Notre force de vie, nous la tenons de notre appétit, de notre goût de vivre. Nous ne sommes pas encore passés sous la houlette des censeurs d'une esthétique contrôlée ou standarisée. Nous vibrons toujours et faisons vibrer le Québec. Pendant combien de temps encore? Nos enfants, par exemple, pourront-ils être longtemps gardés de la lente désespérance qui gagne l'ensemble des jeunes de cette société? La violence qui nous guette tous ne nous épargne pas. Elle semble se traduire en explosion plus qu'en implosion, le taux de suicide effrayant chez les jeunes Québécois de souche n'ayant pas encore atteint notre communauté en dépit de conditions de vie nettement plus difficiles.
En attendant, la ferveur nous anime encore et devient quelquefois contagieuse. Le sens de la fête explose dans le Montréal jazzé du Festival. Et nous n'avons pas encore donné notre pleine mesure à la Carifête. Mais déjà, Les Grands Ballets Canadiens, sur une chorégraphie lancinante et superbe de Nacho Duante, ont présenté à un public fasciné et séduit "Rassemblement", dansé sur les mélodies de Toto Bissainthe. D'après le chorégraphe d'origine espagnol, cette chorégraphie a été créée comme un poème violent pour dénoncer l'horreur de la guerre, de la torture et du racisme. Les gestes transposés sur la musique de Toto Bissainthe restent avant tout des émotions et à ce titre, visent et atteignent en plein coeur, si l'on en juge la réaction enthousiaste des spectateurs.

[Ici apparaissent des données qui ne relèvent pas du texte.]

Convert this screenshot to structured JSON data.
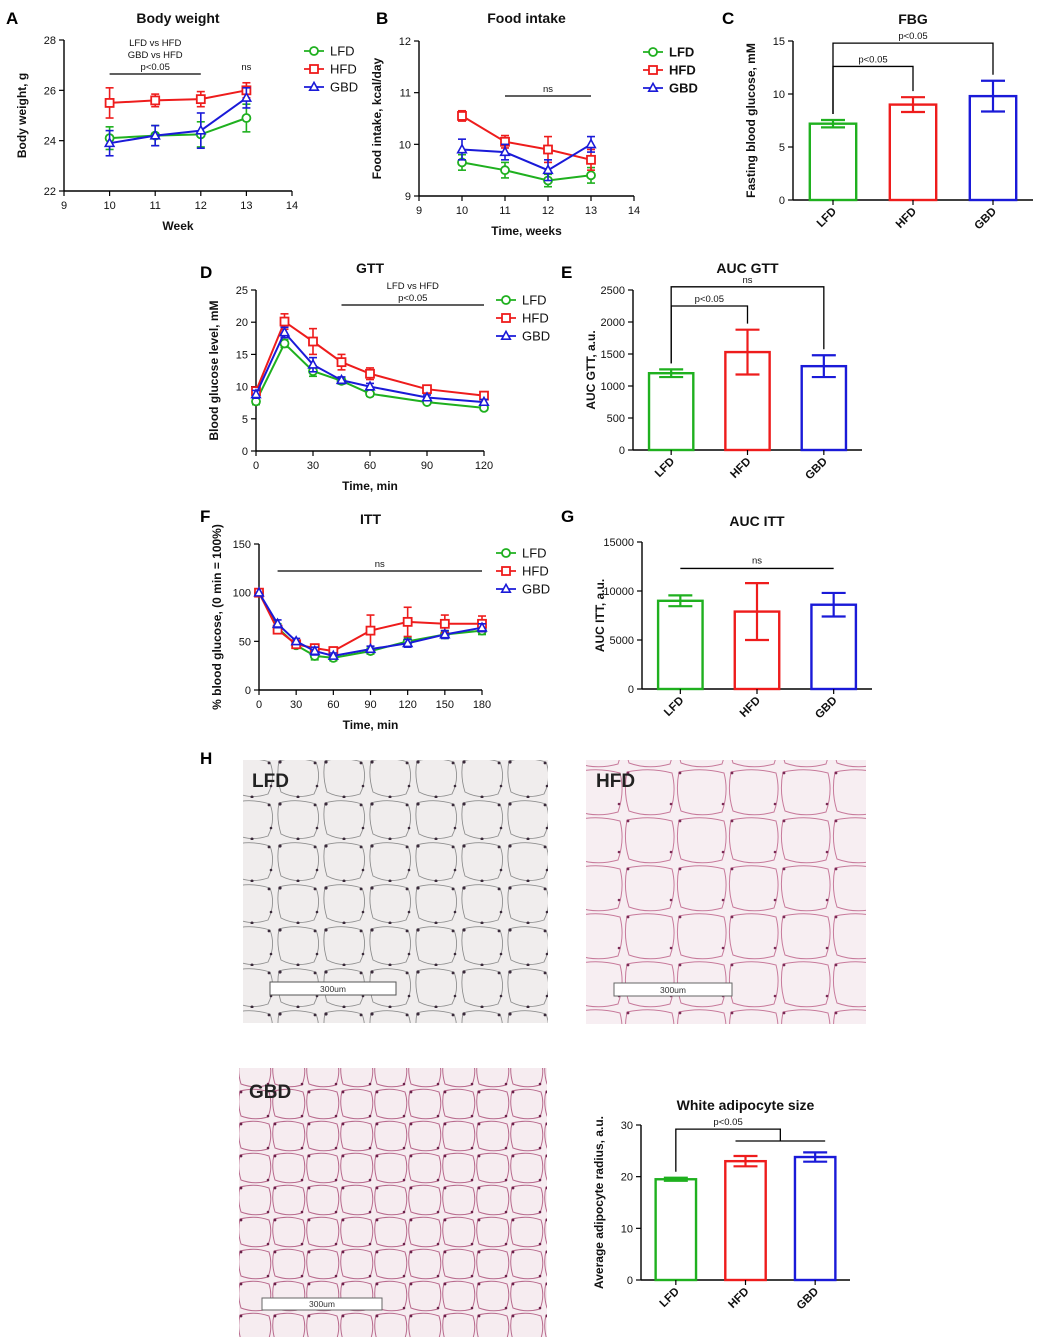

Notre influence atteint aussi la langue. Après la triste naissance des Boubou-macoutes ou Inspecteurs du ministère de la Santé et des Services sociaux du Québec, voilà qu'on va peut être ranimer un mot bien français. Un éditorial du quotidien Le Soleil titrait récemment, suite aux déclarations contreversées de monsieur Parizeau, qu'il faut penser à "désoucher le Québec". Quand on sait ce que nos tentatives de "déchoukage" ont amené, en termes de brasse-camarades, on n'a qu'à bien se tenir. La version québécoise du "déchoukage" devra se faire, néanmoins, en échange d'un enracinement réel d'une communauté trop longtemps tiraillée entre le retour au pays natal et l'ancrage au pays d'accueil. Nous avons déjà beaucoup donné certes, mais il nous faudra donner davantage.
Donner plus et réclamer plus aussi. Réclamer de façon organisée, non pas réactive. Les Haïtiens participent de facto à l'édification de cette société, en labeur, en taxes, en sueur et en sang. Le temps est venu de sauter à pieds joints en politique active, en représentation officielle (à quand le premier ambassadeur ou la première ambassadrice canadien-ne d'origine haïtien), dans les forums de décision. Servir une société au niveau approprié peut être l'infanterie, l'intendance ou la direction générale de la planification ou des opérations.
Et nous sommes prêts. Nous avons acquis de la maturité qui, jointe à notre formation de départ, conjuguée à notre ferveur de vivre, alimentée par notre créativité, donne l'essence d'un leadership remarquable. Pour ceux qui ont lutté (je pense à Karl Lévèque, tombé comme le dit Paul Dejean, à l'orée de la terre promise) pour Haïti, qui lutte encore(en partie grâce à nous) pour leurs enfants qui auront encore à lutter, les Haïtiens devront continuer à se dépasser, donner tout ce qu'ils ont dans le ventre. Ce n'est qu'à cette condition que nous pourrons tous, vous et nous, légitimement espérer que les lendemains meilleurs répondent à la promesse des fleurs.